Artist Daniel McCarthy takes a drawing of pink flowers from a little girl and picks up his paint brush. “I’m going to paint your flowers on this mural so when you see them you can say: ‘I drew that’,” he smiles.

The mural in question is about to turn the drab Jubilee Bridge in Croydon into a vibrant and colourful artwork, filled with the imaginations of a community. The little girl is delighted.

Between now and 26 October, art-lovers are being invited to produce works for McCarthy, a 29-year-old London-based artist and graduate from The Royal Drawing School, to incorporate in the 18m long mural.

“I’ve been painting on my own for ten years now,” says Daniel. “It’s nice to be doing something different for a community instead.” He shows me a picture of Jubilee Bridge, “The mural is going to be this long and thin, which is going to be quite a tricky format.”

The main reason for the community project is to reinvigorate the area, which had been badly hit by the 2011 riots. A public workshop was held at the TURF gallery, located on Keeley Road in East Croydon, to develop the designs and ideas through the collaboration of the community and an artist.

Jubilee mural workshop, Pic: Monica Winanto

Jubilee mural workshop, Pic: Monica Winanto

It is dark inside the gallery when I finally manage to locate the designated workshop venue, making me doubt that there is going to be any workshop at all. However, there are movements inside and I finally make my way across the road to enter the building. Greeting me with smiles on their faces are Daniel and Alice Cretney, founder of the gallery.

There is a wooden board pinned with paintings from the gallery’s project and the walls are decorated with photographs. TURF gallery isn’t big, but it’s cozy and radiates a friendly atmosphere that isn’t intimidating to people who are’t artists, like me.

A few minutes pass by and a couple of teenage girls come into the gallery. They join us and Daniel starts explaining about his ideas for the mural.

“Do you know what Croydon means? he asks. “Apparently, it means ‘crocus valley’ in Anglo-Saxon. So I’m going to have all of you draw me a crocus, or something else that says what Croydon means to you.”

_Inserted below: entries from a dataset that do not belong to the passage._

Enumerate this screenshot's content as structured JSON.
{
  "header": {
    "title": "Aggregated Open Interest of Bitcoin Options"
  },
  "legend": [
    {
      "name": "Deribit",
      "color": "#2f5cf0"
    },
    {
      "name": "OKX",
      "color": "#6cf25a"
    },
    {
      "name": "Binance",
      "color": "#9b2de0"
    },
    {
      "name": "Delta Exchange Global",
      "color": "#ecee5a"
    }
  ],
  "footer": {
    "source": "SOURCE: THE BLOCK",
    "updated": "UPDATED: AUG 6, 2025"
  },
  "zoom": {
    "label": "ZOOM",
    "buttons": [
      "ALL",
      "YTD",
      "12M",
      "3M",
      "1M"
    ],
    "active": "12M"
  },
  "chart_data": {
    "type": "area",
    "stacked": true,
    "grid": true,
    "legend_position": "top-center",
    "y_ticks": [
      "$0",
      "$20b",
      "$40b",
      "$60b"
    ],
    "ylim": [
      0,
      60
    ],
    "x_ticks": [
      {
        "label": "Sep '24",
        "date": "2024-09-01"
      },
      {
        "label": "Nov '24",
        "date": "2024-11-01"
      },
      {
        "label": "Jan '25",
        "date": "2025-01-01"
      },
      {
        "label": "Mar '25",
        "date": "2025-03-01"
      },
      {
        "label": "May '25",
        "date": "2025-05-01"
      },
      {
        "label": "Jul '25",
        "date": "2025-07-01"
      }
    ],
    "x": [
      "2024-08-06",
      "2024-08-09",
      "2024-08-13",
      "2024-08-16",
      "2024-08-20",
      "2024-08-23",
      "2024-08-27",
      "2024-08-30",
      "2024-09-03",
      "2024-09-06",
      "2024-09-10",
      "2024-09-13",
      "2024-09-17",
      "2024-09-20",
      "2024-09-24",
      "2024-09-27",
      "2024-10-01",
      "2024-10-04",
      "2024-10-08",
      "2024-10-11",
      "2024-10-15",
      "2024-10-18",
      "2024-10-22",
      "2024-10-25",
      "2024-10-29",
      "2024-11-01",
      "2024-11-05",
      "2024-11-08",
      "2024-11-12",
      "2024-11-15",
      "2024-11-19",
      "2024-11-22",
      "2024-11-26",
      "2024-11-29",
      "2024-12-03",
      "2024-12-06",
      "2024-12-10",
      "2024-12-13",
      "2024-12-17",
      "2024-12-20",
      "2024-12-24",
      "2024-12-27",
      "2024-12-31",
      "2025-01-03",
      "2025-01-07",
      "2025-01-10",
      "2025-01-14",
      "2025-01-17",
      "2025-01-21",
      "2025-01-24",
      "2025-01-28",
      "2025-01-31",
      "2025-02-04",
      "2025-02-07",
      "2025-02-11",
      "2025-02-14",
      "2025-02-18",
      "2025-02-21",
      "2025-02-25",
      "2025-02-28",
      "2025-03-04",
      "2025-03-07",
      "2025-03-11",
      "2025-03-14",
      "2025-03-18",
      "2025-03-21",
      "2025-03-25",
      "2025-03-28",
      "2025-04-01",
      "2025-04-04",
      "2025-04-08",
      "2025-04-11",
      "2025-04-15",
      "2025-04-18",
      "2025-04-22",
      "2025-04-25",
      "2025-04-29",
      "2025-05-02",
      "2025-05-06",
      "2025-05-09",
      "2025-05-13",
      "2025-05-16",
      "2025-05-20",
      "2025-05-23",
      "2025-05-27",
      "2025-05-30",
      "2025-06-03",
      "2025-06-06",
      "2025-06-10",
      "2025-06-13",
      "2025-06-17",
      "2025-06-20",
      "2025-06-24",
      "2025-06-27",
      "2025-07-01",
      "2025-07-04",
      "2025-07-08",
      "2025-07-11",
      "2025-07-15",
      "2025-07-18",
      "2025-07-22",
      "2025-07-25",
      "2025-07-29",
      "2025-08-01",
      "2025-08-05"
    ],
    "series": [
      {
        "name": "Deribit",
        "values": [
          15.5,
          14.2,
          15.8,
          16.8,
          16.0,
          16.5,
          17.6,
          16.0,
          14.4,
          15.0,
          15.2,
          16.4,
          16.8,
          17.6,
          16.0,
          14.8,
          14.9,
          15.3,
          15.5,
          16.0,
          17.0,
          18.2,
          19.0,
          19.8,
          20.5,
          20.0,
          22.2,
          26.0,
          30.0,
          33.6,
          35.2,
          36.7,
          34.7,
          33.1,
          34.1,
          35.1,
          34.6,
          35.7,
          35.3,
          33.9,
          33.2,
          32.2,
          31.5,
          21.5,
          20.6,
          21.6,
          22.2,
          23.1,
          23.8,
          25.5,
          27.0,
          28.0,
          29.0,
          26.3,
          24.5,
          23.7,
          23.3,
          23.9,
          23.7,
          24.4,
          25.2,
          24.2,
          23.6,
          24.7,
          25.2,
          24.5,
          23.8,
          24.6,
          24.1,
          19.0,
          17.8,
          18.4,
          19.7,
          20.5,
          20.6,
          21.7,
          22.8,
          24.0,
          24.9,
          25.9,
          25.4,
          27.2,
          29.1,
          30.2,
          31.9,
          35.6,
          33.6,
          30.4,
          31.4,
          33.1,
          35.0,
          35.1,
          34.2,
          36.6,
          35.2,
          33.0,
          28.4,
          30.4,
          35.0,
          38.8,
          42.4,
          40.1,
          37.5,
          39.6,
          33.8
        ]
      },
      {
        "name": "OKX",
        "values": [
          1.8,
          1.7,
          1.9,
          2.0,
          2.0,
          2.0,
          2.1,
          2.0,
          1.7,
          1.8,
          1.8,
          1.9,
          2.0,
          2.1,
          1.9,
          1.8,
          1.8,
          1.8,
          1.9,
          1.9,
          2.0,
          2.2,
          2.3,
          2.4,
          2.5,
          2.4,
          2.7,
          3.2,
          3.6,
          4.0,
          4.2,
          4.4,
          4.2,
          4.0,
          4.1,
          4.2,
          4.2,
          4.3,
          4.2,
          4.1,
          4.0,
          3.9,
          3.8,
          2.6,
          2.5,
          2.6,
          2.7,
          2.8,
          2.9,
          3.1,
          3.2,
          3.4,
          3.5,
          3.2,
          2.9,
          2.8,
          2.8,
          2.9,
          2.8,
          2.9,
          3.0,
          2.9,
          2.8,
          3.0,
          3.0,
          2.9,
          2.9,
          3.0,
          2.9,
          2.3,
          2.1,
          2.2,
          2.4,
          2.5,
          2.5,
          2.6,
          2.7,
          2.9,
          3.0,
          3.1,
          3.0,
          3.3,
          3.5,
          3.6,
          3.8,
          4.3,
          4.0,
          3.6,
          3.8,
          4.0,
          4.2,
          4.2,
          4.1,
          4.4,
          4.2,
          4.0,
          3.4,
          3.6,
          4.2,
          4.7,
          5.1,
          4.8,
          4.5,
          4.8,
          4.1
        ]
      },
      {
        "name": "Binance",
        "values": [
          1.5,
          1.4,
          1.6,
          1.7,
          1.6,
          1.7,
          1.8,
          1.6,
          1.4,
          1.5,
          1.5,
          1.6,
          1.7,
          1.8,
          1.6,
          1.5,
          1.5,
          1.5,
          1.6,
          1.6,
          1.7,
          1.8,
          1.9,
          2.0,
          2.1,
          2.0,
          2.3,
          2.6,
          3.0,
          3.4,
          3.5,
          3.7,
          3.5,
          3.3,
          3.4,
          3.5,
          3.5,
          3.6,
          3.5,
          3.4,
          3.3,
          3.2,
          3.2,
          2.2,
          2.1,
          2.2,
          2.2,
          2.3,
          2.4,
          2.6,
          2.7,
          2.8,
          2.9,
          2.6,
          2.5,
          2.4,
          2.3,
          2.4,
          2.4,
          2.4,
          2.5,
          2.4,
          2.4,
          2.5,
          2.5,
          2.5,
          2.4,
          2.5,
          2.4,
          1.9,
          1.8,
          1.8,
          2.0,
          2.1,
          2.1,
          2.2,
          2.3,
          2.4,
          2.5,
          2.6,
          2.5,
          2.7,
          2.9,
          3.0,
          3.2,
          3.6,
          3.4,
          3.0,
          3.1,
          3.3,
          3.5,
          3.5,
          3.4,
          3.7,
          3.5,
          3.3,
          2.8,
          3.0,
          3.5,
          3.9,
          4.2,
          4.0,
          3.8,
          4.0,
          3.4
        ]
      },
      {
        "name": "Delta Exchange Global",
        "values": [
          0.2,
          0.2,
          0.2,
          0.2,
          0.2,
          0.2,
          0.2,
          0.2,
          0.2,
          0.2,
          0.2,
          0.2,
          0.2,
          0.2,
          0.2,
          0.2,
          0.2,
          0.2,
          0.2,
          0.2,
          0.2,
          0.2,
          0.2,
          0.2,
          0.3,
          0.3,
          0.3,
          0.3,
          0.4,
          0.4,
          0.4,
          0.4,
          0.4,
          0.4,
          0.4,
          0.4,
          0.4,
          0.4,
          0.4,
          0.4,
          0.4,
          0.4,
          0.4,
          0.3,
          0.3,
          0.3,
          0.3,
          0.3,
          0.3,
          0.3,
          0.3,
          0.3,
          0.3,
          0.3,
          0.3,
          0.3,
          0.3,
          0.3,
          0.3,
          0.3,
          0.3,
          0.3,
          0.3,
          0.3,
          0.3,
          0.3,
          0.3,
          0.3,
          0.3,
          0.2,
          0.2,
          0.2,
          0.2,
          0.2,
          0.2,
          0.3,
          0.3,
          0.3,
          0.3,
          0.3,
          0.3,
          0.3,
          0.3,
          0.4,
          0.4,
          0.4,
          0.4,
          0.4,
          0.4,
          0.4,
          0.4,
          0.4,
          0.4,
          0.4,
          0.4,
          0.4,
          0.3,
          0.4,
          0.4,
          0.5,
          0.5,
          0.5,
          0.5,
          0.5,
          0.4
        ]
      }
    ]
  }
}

People start to trickle into the gallery until the long table is fully seated. There are elderlies, families, students, and other locals who want to be involved with designing the mural. As the gallery is full of enthusiastic discussions, Maia Tarling-Hunter, the leader of Pocket Places Croydon project which commissioned the mural, comes into the gallery.

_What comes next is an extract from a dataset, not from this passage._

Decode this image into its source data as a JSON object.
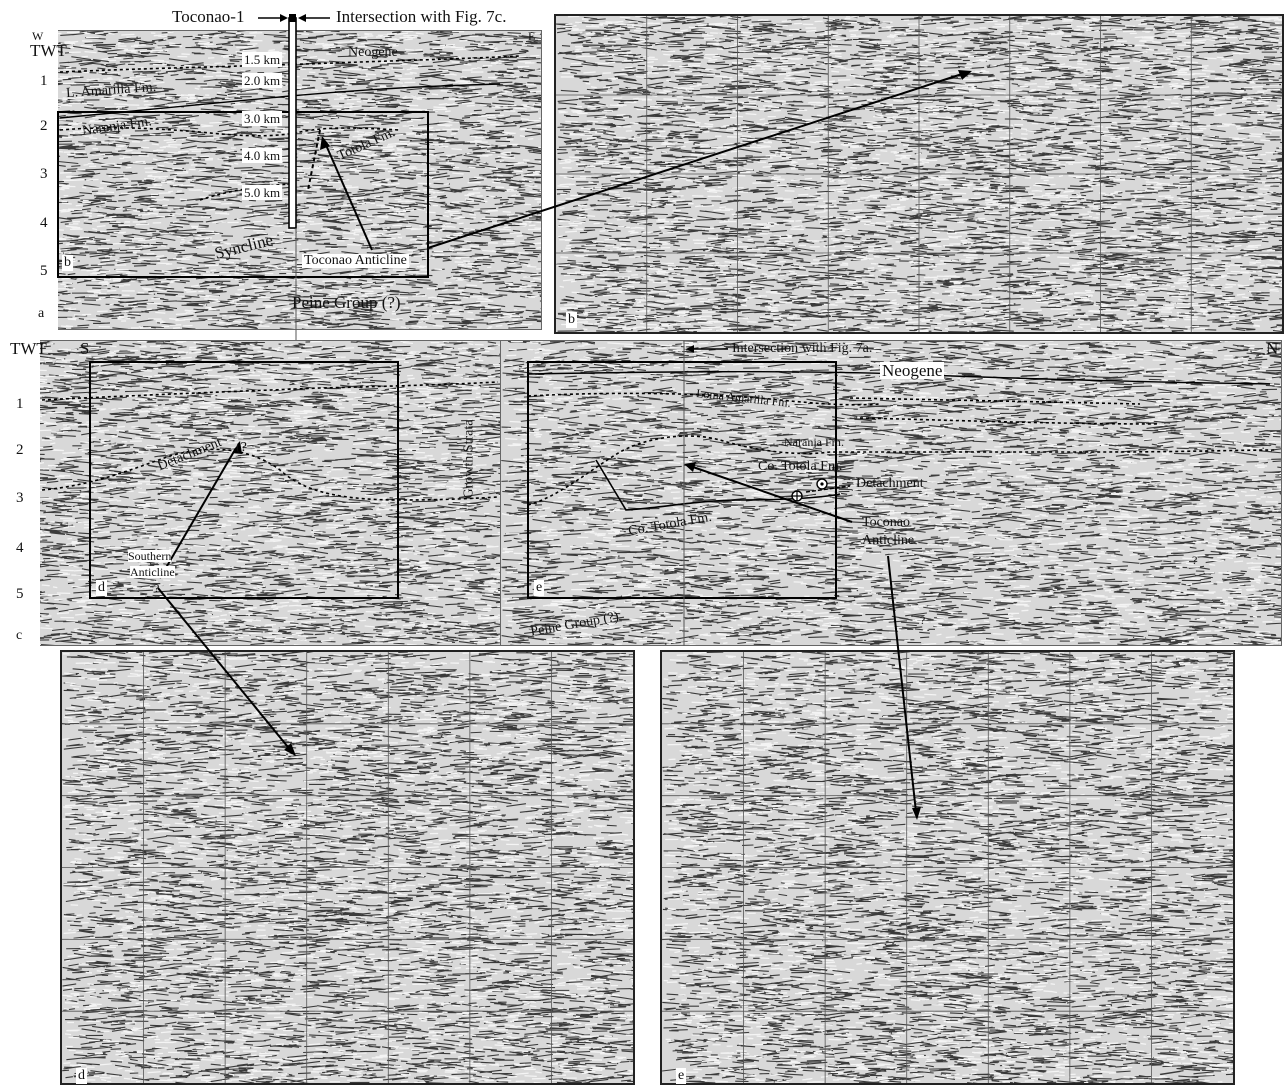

Maia sits next to me and explains about Pocket Places Croydon: “I work for Sustrans, a charity organisation working with Croydon Council. We work to improve the environment to make it more enjoyable, particularly to walk and cycle in. People liked the paintings on the underpass and want to extend it to the sides of the bridge. Today is a practical activity to expand on the ideas that we’ve gathered so far.”

After Daniel finishes with his presentation, which has convinced everyone that murals could surprisingly liven up a dull area, people begin exchanging ideas. Some seem happy with the ideas of crocus, a few people suggest drawing the history of Croydon, and an elementary school girl has even finished drawing her suggestion on a piece of paper.

“Clearly we need a pink My Little Pony in the mural,” her mother laughs as she shows the picture around.

Everyone begins drawing. Daniel lays out a roll of paper which is roughly in the same shape of the mural on the floor. I stand at the sides, interested in joining the fun but hesitating, as all the space is already filled, mostly with kids lying down on their stomachs and drawing whatever they fancy.

“Do you want to do some drawings? You look like you do,” Daniel asks me after he’s made his way around, checking what people have drawn. I politely refuse, but after watching a couple of little girls drawing their hearts out until their hands are covered with an unrecognisable mess of colours, I sit down next to them and grab some felt pens, feeling like a child myself.

There is a tram at the very end of the paper, followed with pink horses, crocuses, and flowers. I ask the little girl next to me if she needs my help. “Could you draw some flowers to make the garden look nice. And a house here, with a pretty roof,” she says. I draw some flowers and a house with a crooked roof, and she fills in the colours with crayons.

The final product looks like a series of drawings done by different people, but it is all drawn with one thought in mind: what Croydon means for them. For some, Croydon is the home of trams, others appreciate the meaning of crocus valley, and for the little girls it means seeing the flowers they have drawn as part of the Jubilee Bridge mural.

Daniel and Maia are clearly satisfied as they look at the long drawing. “It’s looking great,” says Daniel, “I’m going to incorporate everything that’s been drawn today into the actual mural.” The Jubilee Bridge mural has been truly thought out by the people and for the people of Croydon.